As to morals, as a science, Sir Barnard on many occasions would affect to treat it with that common-place contempt which always accompanies the supposition of the original and unconquerable depravity of man; of the verity of which the Baronet had a rooted conviction. In this hypothesis he was but confirmed by his burgage-tenure voters, by the conduct of the members he had himself returned, and by certain propensities which he felt in his own breast, and which he seriously believed to be instinctive in man.

Beside, if Mr. Evelyn differed at any time in opinion with a disputant, the suavity of his manners was so conciliatory that opposition, from him, was sometimes better received than agreement, and coincidence, from other people. This suavity, by the by, is a delightful art. Would it were better understood, and more practised!

CHAPTER IV

_Sage remarks on the seduction of young orators, the influence of the crown, and the corruption of our glorious constitution: Old and new nobility: Poor old England: Necessary precautions: The man with an impenetrable face_

Full of the project he had conceived, Mr. Evelyn visited the Baronet, who happened to be in town, and proposed it to him in the manner which he thought might most prepossess him in my favour.

Sir Barnard listened attentively, and paused.
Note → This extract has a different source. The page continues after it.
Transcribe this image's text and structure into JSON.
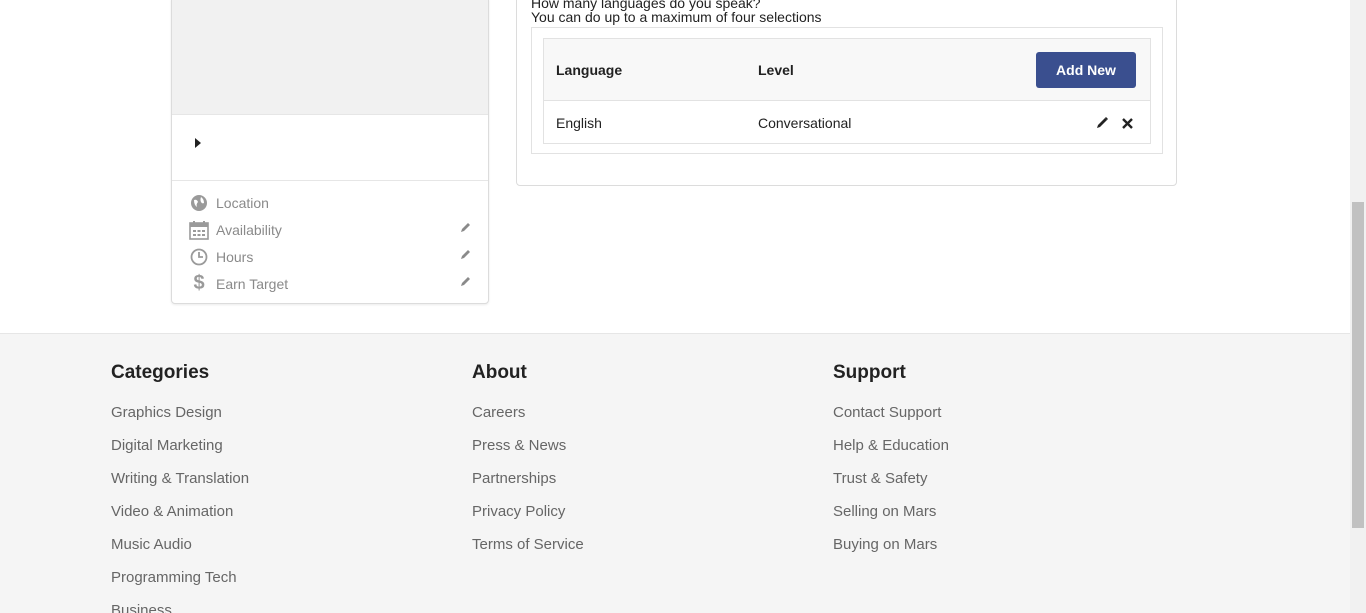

It happened that he had lately been meditating on the danger of introducing young orators into parliament: for he had found, by experience, that they are so marketable a commodity as to be almost certain of being bought up. The trick he had himself been played was bitterly remembered; and he had known and heard of several instances, during his parliamentary career, of a similar kind.

Yet he could not but recollect that, when he and his former spokesman had entered the house, arm in arm, there was a sort of buzz, and a degree of respect paid to him, which had instantly diminished as soon as this support was gone.

There is something of dignity in the use of crutches; and he that cannot walk alone commands attention, from his imbecility.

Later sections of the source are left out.